Des outils et des ossements vieux de 45 000 ans révèlent les plus anciennes traces de l’Homo Sapiens en Asie de l’Est
Un site situé dans le nord de la Chine met en lumière les anciennes migrations humaines vers l’Asie de l’Est il y a 45 000 ans et révèle une convergence unique de culture et de technologie. Cette découverte remet en question les idées reçues sur la manière dont l’Homo sapiens s’est dispersé dans le monde.
Image d’entête : les Homo sapiens se sont dispersés d’environnements en déclin en Afrique du Sud-Est vers des environnements plus favorables en Asie. (AO Hong/ Académie chinoise des sciences)
Une équipe internationale de chercheurs a examiné un ensemble d’anciens objets humains provenant du site de Shiyu, près de la ville de Shuozhou, à environ 350 km à l’ouest de Pékin.

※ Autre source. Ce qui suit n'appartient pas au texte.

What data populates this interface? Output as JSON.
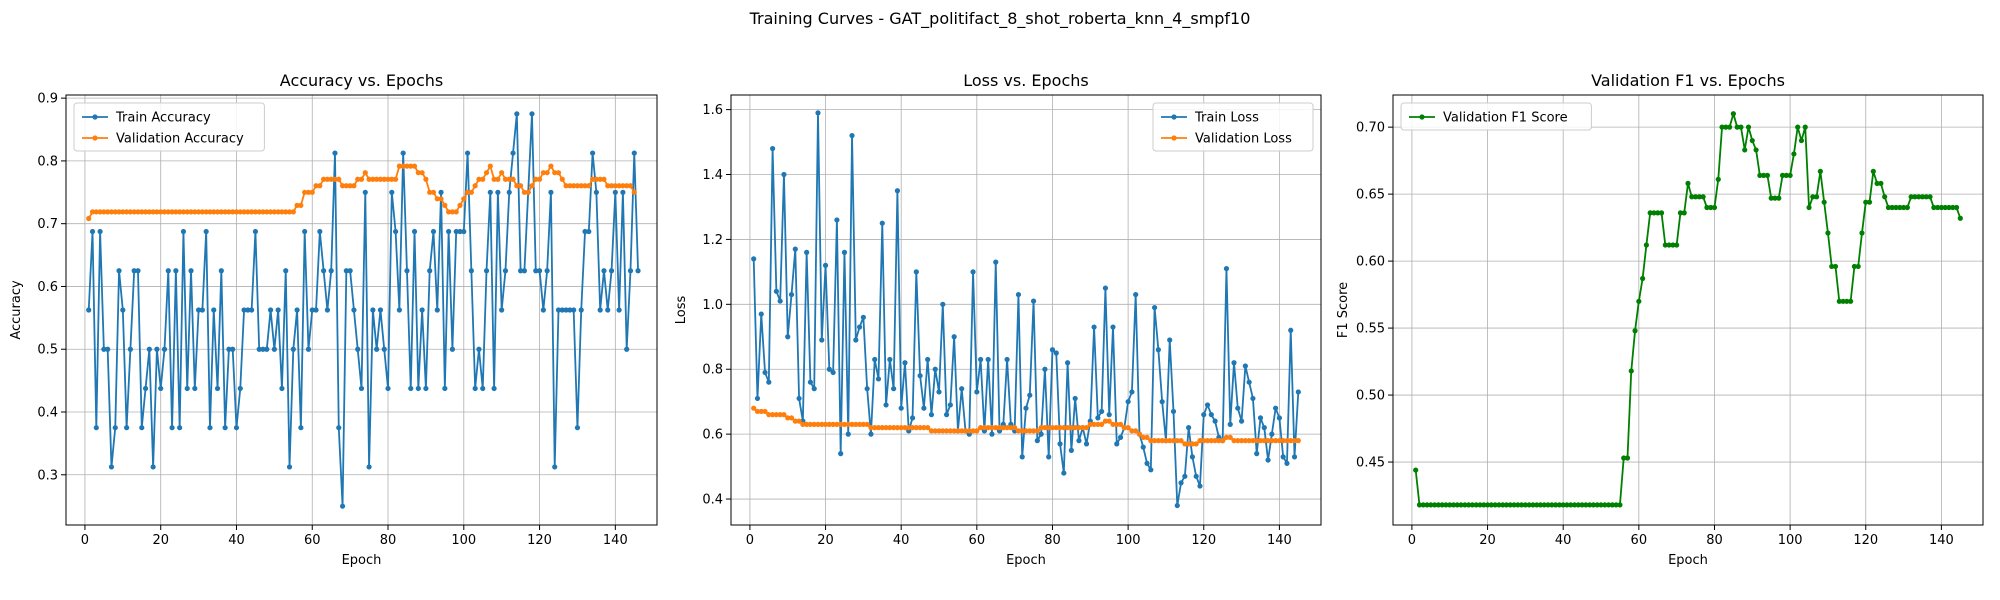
{
  "figure": {
    "title": "Training Curves - GAT_politifact_8_shot_roberta_knn_4_smpf10"
  },
  "chart_data": [
    {
      "type": "line",
      "title": "Accuracy vs. Epochs",
      "xlabel": "Epoch",
      "ylabel": "Accuracy",
      "xlim": [
        -5,
        151
      ],
      "ylim": [
        0.22,
        0.905
      ],
      "xticks": [
        0,
        20,
        40,
        60,
        80,
        100,
        120,
        140
      ],
      "yticks": [
        0.3,
        0.4,
        0.5,
        0.6,
        0.7,
        0.8,
        0.9
      ],
      "grid": true,
      "legend": "upper-left",
      "x": {
        "start": 1,
        "end": 145
      },
      "series": [
        {
          "name": "Train Accuracy",
          "color": "#1f77b4",
          "values": [
            0.5625,
            0.6875,
            0.375,
            0.6875,
            0.5,
            0.5,
            0.3125,
            0.375,
            0.625,
            0.5625,
            0.375,
            0.5,
            0.625,
            0.625,
            0.375,
            0.4375,
            0.5,
            0.3125,
            0.5,
            0.4375,
            0.5,
            0.625,
            0.375,
            0.625,
            0.375,
            0.6875,
            0.4375,
            0.625,
            0.4375,
            0.5625,
            0.5625,
            0.6875,
            0.375,
            0.5625,
            0.4375,
            0.625,
            0.375,
            0.5,
            0.5,
            0.375,
            0.4375,
            0.5625,
            0.5625,
            0.5625,
            0.6875,
            0.5,
            0.5,
            0.5,
            0.5625,
            0.5,
            0.5625,
            0.4375,
            0.625,
            0.3125,
            0.5,
            0.5625,
            0.375,
            0.6875,
            0.5,
            0.5625,
            0.5625,
            0.6875,
            0.625,
            0.5625,
            0.625,
            0.8125,
            0.375,
            0.25,
            0.625,
            0.625,
            0.5625,
            0.5,
            0.4375,
            0.75,
            0.3125,
            0.5625,
            0.5,
            0.5625,
            0.5,
            0.4375,
            0.75,
            0.6875,
            0.5625,
            0.8125,
            0.625,
            0.4375,
            0.6875,
            0.4375,
            0.5625,
            0.4375,
            0.625,
            0.6875,
            0.5625,
            0.75,
            0.4375,
            0.6875,
            0.5,
            0.6875,
            0.6875,
            0.6875,
            0.8125,
            0.625,
            0.4375,
            0.5,
            0.4375,
            0.625,
            0.75,
            0.4375,
            0.75,
            0.5625,
            0.625,
            0.75,
            0.8125,
            0.875,
            0.625,
            0.625,
            0.75,
            0.875,
            0.625,
            0.625,
            0.5625,
            0.625,
            0.75,
            0.3125,
            0.5625,
            0.5625,
            0.5625,
            0.5625,
            0.5625,
            0.375,
            0.5625,
            0.6875,
            0.6875,
            0.8125,
            0.75,
            0.5625,
            0.625,
            0.5625,
            0.625,
            0.75,
            0.5625,
            0.75,
            0.5,
            0.625,
            0.8125,
            0.625
          ]
        },
        {
          "name": "Validation Accuracy",
          "color": "#ff7f0e",
          "values": [
            0.7083,
            0.7188,
            0.7188,
            0.7188,
            0.7188,
            0.7188,
            0.7188,
            0.7188,
            0.7188,
            0.7188,
            0.7188,
            0.7188,
            0.7188,
            0.7188,
            0.7188,
            0.7188,
            0.7188,
            0.7188,
            0.7188,
            0.7188,
            0.7188,
            0.7188,
            0.7188,
            0.7188,
            0.7188,
            0.7188,
            0.7188,
            0.7188,
            0.7188,
            0.7188,
            0.7188,
            0.7188,
            0.7188,
            0.7188,
            0.7188,
            0.7188,
            0.7188,
            0.7188,
            0.7188,
            0.7188,
            0.7188,
            0.7188,
            0.7188,
            0.7188,
            0.7188,
            0.7188,
            0.7188,
            0.7188,
            0.7188,
            0.7188,
            0.7188,
            0.7188,
            0.7188,
            0.7188,
            0.7188,
            0.7292,
            0.7292,
            0.75,
            0.75,
            0.75,
            0.7604,
            0.7604,
            0.7708,
            0.7708,
            0.7708,
            0.7708,
            0.7708,
            0.7604,
            0.7604,
            0.7604,
            0.7604,
            0.7708,
            0.7708,
            0.7812,
            0.7708,
            0.7708,
            0.7708,
            0.7708,
            0.7708,
            0.7708,
            0.7708,
            0.7708,
            0.7917,
            0.7917,
            0.7917,
            0.7917,
            0.7917,
            0.7812,
            0.7812,
            0.7708,
            0.75,
            0.75,
            0.7396,
            0.7396,
            0.7292,
            0.7188,
            0.7188,
            0.7188,
            0.7292,
            0.7396,
            0.75,
            0.75,
            0.7604,
            0.7708,
            0.7708,
            0.7812,
            0.7917,
            0.7708,
            0.7708,
            0.7812,
            0.7708,
            0.7708,
            0.7708,
            0.7604,
            0.7604,
            0.75,
            0.75,
            0.7604,
            0.7708,
            0.7708,
            0.7812,
            0.7812,
            0.7917,
            0.7812,
            0.7812,
            0.7708,
            0.7604,
            0.7604,
            0.7604,
            0.7604,
            0.7604,
            0.7604,
            0.7604,
            0.7708,
            0.7708,
            0.7708,
            0.7708,
            0.7604,
            0.7604,
            0.7604,
            0.7604,
            0.7604,
            0.7604,
            0.7604,
            0.75
          ]
        }
      ]
    },
    {
      "type": "line",
      "title": "Loss vs. Epochs",
      "xlabel": "Epoch",
      "ylabel": "Loss",
      "xlim": [
        -5,
        151
      ],
      "ylim": [
        0.32,
        1.645
      ],
      "xticks": [
        0,
        20,
        40,
        60,
        80,
        100,
        120,
        140
      ],
      "yticks": [
        0.4,
        0.6,
        0.8,
        1.0,
        1.2,
        1.4,
        1.6
      ],
      "grid": true,
      "legend": "upper-right",
      "x": {
        "start": 1,
        "end": 145
      },
      "series": [
        {
          "name": "Train Loss",
          "color": "#1f77b4",
          "values": [
            1.14,
            0.71,
            0.97,
            0.79,
            0.76,
            1.48,
            1.04,
            1.01,
            1.4,
            0.9,
            1.03,
            1.17,
            0.71,
            0.64,
            1.16,
            0.76,
            0.74,
            1.59,
            0.89,
            1.12,
            0.8,
            0.79,
            1.26,
            0.54,
            1.16,
            0.6,
            1.52,
            0.89,
            0.93,
            0.96,
            0.74,
            0.6,
            0.83,
            0.77,
            1.25,
            0.69,
            0.83,
            0.74,
            1.35,
            0.68,
            0.82,
            0.61,
            0.65,
            1.1,
            0.78,
            0.68,
            0.83,
            0.66,
            0.8,
            0.73,
            1.0,
            0.66,
            0.69,
            0.9,
            0.61,
            0.74,
            0.61,
            0.6,
            1.1,
            0.73,
            0.83,
            0.61,
            0.83,
            0.6,
            1.13,
            0.61,
            0.63,
            0.83,
            0.63,
            0.61,
            1.03,
            0.53,
            0.68,
            0.72,
            1.01,
            0.58,
            0.6,
            0.8,
            0.53,
            0.86,
            0.85,
            0.57,
            0.48,
            0.82,
            0.55,
            0.71,
            0.58,
            0.62,
            0.57,
            0.64,
            0.93,
            0.65,
            0.67,
            1.05,
            0.66,
            0.93,
            0.57,
            0.59,
            0.62,
            0.7,
            0.73,
            1.03,
            0.6,
            0.56,
            0.51,
            0.49,
            0.99,
            0.86,
            0.7,
            0.58,
            0.89,
            0.67,
            0.38,
            0.45,
            0.47,
            0.62,
            0.53,
            0.47,
            0.44,
            0.66,
            0.69,
            0.66,
            0.64,
            0.59,
            0.58,
            1.11,
            0.63,
            0.82,
            0.68,
            0.64,
            0.81,
            0.76,
            0.71,
            0.54,
            0.65,
            0.62,
            0.52,
            0.6,
            0.68,
            0.65,
            0.53,
            0.51,
            0.92,
            0.53,
            0.73
          ]
        },
        {
          "name": "Validation Loss",
          "color": "#ff7f0e",
          "values": [
            0.68,
            0.67,
            0.67,
            0.67,
            0.66,
            0.66,
            0.66,
            0.66,
            0.66,
            0.65,
            0.65,
            0.64,
            0.64,
            0.63,
            0.63,
            0.63,
            0.63,
            0.63,
            0.63,
            0.63,
            0.63,
            0.63,
            0.63,
            0.63,
            0.63,
            0.63,
            0.63,
            0.63,
            0.63,
            0.63,
            0.63,
            0.62,
            0.62,
            0.62,
            0.62,
            0.62,
            0.62,
            0.62,
            0.62,
            0.62,
            0.62,
            0.62,
            0.62,
            0.62,
            0.62,
            0.62,
            0.62,
            0.61,
            0.61,
            0.61,
            0.61,
            0.61,
            0.61,
            0.61,
            0.61,
            0.61,
            0.61,
            0.61,
            0.61,
            0.61,
            0.62,
            0.62,
            0.62,
            0.62,
            0.62,
            0.62,
            0.62,
            0.62,
            0.62,
            0.62,
            0.61,
            0.61,
            0.61,
            0.61,
            0.61,
            0.61,
            0.62,
            0.62,
            0.62,
            0.62,
            0.62,
            0.62,
            0.62,
            0.62,
            0.62,
            0.62,
            0.62,
            0.62,
            0.62,
            0.63,
            0.63,
            0.63,
            0.63,
            0.64,
            0.64,
            0.63,
            0.63,
            0.63,
            0.62,
            0.62,
            0.61,
            0.61,
            0.6,
            0.59,
            0.59,
            0.58,
            0.58,
            0.58,
            0.58,
            0.58,
            0.58,
            0.58,
            0.58,
            0.58,
            0.57,
            0.57,
            0.57,
            0.57,
            0.58,
            0.58,
            0.58,
            0.58,
            0.58,
            0.58,
            0.58,
            0.59,
            0.59,
            0.58,
            0.58,
            0.58,
            0.58,
            0.58,
            0.58,
            0.58,
            0.58,
            0.58,
            0.58,
            0.58,
            0.58,
            0.58,
            0.58,
            0.58,
            0.58,
            0.58,
            0.58
          ]
        }
      ]
    },
    {
      "type": "line",
      "title": "Validation F1 vs. Epochs",
      "xlabel": "Epoch",
      "ylabel": "F1 Score",
      "xlim": [
        -5,
        151
      ],
      "ylim": [
        0.403,
        0.724
      ],
      "xticks": [
        0,
        20,
        40,
        60,
        80,
        100,
        120,
        140
      ],
      "yticks": [
        0.45,
        0.5,
        0.55,
        0.6,
        0.65,
        0.7
      ],
      "grid": true,
      "legend": "upper-left",
      "x": {
        "start": 1,
        "end": 145
      },
      "series": [
        {
          "name": "Validation F1 Score",
          "color": "#008000",
          "values": [
            0.444,
            0.418,
            0.418,
            0.418,
            0.418,
            0.418,
            0.418,
            0.418,
            0.418,
            0.418,
            0.418,
            0.418,
            0.418,
            0.418,
            0.418,
            0.418,
            0.418,
            0.418,
            0.418,
            0.418,
            0.418,
            0.418,
            0.418,
            0.418,
            0.418,
            0.418,
            0.418,
            0.418,
            0.418,
            0.418,
            0.418,
            0.418,
            0.418,
            0.418,
            0.418,
            0.418,
            0.418,
            0.418,
            0.418,
            0.418,
            0.418,
            0.418,
            0.418,
            0.418,
            0.418,
            0.418,
            0.418,
            0.418,
            0.418,
            0.418,
            0.418,
            0.418,
            0.418,
            0.418,
            0.418,
            0.453,
            0.453,
            0.518,
            0.548,
            0.57,
            0.587,
            0.612,
            0.636,
            0.636,
            0.636,
            0.636,
            0.612,
            0.612,
            0.612,
            0.612,
            0.636,
            0.636,
            0.658,
            0.648,
            0.648,
            0.648,
            0.648,
            0.64,
            0.64,
            0.64,
            0.661,
            0.7,
            0.7,
            0.7,
            0.71,
            0.7,
            0.7,
            0.683,
            0.7,
            0.69,
            0.683,
            0.664,
            0.664,
            0.664,
            0.647,
            0.647,
            0.647,
            0.664,
            0.664,
            0.664,
            0.68,
            0.7,
            0.69,
            0.7,
            0.64,
            0.648,
            0.648,
            0.667,
            0.644,
            0.621,
            0.596,
            0.596,
            0.57,
            0.57,
            0.57,
            0.57,
            0.596,
            0.596,
            0.621,
            0.644,
            0.644,
            0.667,
            0.658,
            0.658,
            0.648,
            0.64,
            0.64,
            0.64,
            0.64,
            0.64,
            0.64,
            0.648,
            0.648,
            0.648,
            0.648,
            0.648,
            0.648,
            0.64,
            0.64,
            0.64,
            0.64,
            0.64,
            0.64,
            0.64,
            0.632
          ]
        }
      ]
    }
  ]
}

Les chercheurs ont utilisé des méthodes de datation au radiocarbone et par luminescence pour déterminer que les outils en pierre et en os du site ont 45 000 ans.
Il s’agit du site le plus à l’est et le plus ancien du genre. L’obsidienne a été transportée depuis des sources situées à des centaines de kilomètres pour fabriquer les outils. Cela indique que les anciens peuples avaient des stratégies avancées de collecte des ressources.
Vue d’ensemble de la section de Shiyu. L’auteur principal, Shixia Yang, prépare des échantillons pour la datation par luminescence. (Université Griffith)
Parmi les outils, on trouve un mélange de différentes technologies, telles que le débitage Levallois et le débitage laminaire. La méthode Levallois est une innovation associée au Paléolithique moyen, qui s’étend de 300 000 à 50 000 ans. Mais les autres techniques de débitage laminaire et les outils symboliques trouvés sur le site sont caractéristiques du Paléolithique supérieur, il y a environ 50 000 à 12 000 ans.
Objets initiaux du Paléolithique supérieur provenant de Shiyu, en Chine. Divers outils en pierre, dont des pointes de Levallois (en haut), des denticulés utilisés pour le sciage et un grattoir (en bas à gauche), et des outils à dents destinés à être accrochés à des poignées (en bas à droite). (IVPP/ Université Griffith)
D’autres objets de Shiyu reflètent la fabrication d’éclats à noyau que l’on trouve ailleurs en Chine et qui date d’environ 40 000 ans. Des objets uniques, tels qu’un disque de graphite façonné et des outils en os, ont également été découverts. Ce mélange de différentes technologies illustre un brassage et une adaptation culturels et selon l’auteur principal, le Dr Shi-Xia Yang, de l’Académie chinoise des sciences :
L’amalgame de divers traits culturels témoigne d’une adaptation complexe et innovante de nos ancêtres au cours de leur expansion.
Outil en os (en haut) et disque en graphite (en bas). (IVPP/ Université Griffith)
On sait que l’Homo sapiens a migré vers l’Asie orientale il y a au moins 45 000 ans. Une étude de 2015 suggère que les dents d’Homo sapiens trouvées dans la grotte de Fuyan, dans le sud de la Chine, remontent à 80 000-120 000 ans.
Mais le mystère reste entier quant à la date et à la manière dont ces humains ont migré vers l’Asie de l’Est. Le site de Shiyu suggère qu’il s’agit d’un processus complexe.
Selon le professeur Francesco D’Errico, de l’université de Bordeaux (France), coauteur de l’étude :
Le site reflète un processus de créolisation culturelle, le contact entre les sociétés et les peuples déplacés, mêlant des traits hérités à de nouvelles innovations, ce qui complique la compréhension traditionnelle de l’expansion mondiale de l’Homo sapiens.
L’étude publiée dans Nature Ecology and Evolution : Initial Upper Palaeolithic material culture by 45,000 years ago at Shiyu in northern China, présentée sur le site de l’Académie chinoise des sciences : Orbitally-induced Strong Monsoons Facilitated Early Human Dispersal to East Asia et de l’Université Griffith : Shiyu discovery reveals Eastern Asia’s early human migrations.